Deve aver fatto comunque un buon lavoro se, al netto di tutto, la stravaganza più grande del figlio sono stati i tatuaggi: «Il primo l’ho fatto a 18 anni, i miei non mi lasciavano». «Ci diceva di aver fatto un nuovo tatuaggio solo al ristorante: sapeva che lì non potevano volare le sedie». Poi gli osserva le braccia ricoperte di disegni e riflette: «A 70 anni magari gli verrà un ripensamento». «A me sembrate strani voi senza tatuaggi, io ormai non mi accorgo più di quanti ne ho». «Ma ce ne accorgiamo noi», replica Roby.

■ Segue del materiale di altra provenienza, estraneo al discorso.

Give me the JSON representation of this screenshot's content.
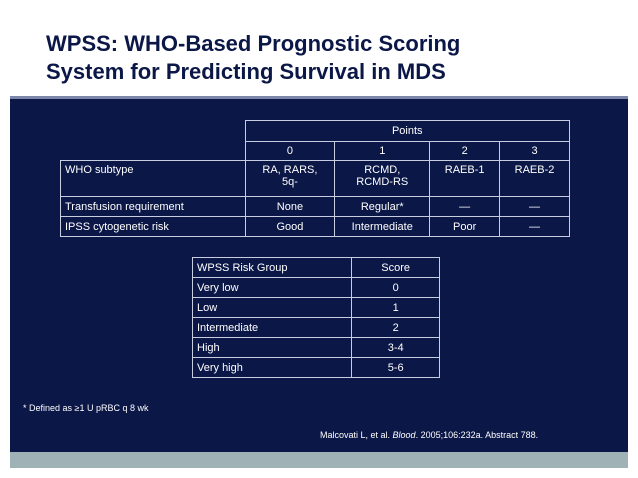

Tra loro funziona così, si dicono tutto. Hanno imparato «a non lasciarci nulla dentro e questo fa bene ai rapporti, non solo tra padre e figlio». E poco importa se c’è chi pensa che la vita sia facile in partenza con un padre così... «A parte la parentesi nell’adolescenza, sono sempre stato felice di essere il figlio di Roby Facchinetti: sono stato promosso perché portavo i suoi cd a scuola, quando non ero famoso in discoteca mi facevano entrare perché ero suo figlio. Diffido da chi dice che è difficile essere figlio di una persona famosa». Roby sorride: «Non pochi pensano che lui sia quello che è perché dietro c’è il padre. La verità è che io non ho mai fatto nulla per aiutarlo. Tutto quello che ha, lo deve alla sua fantasia».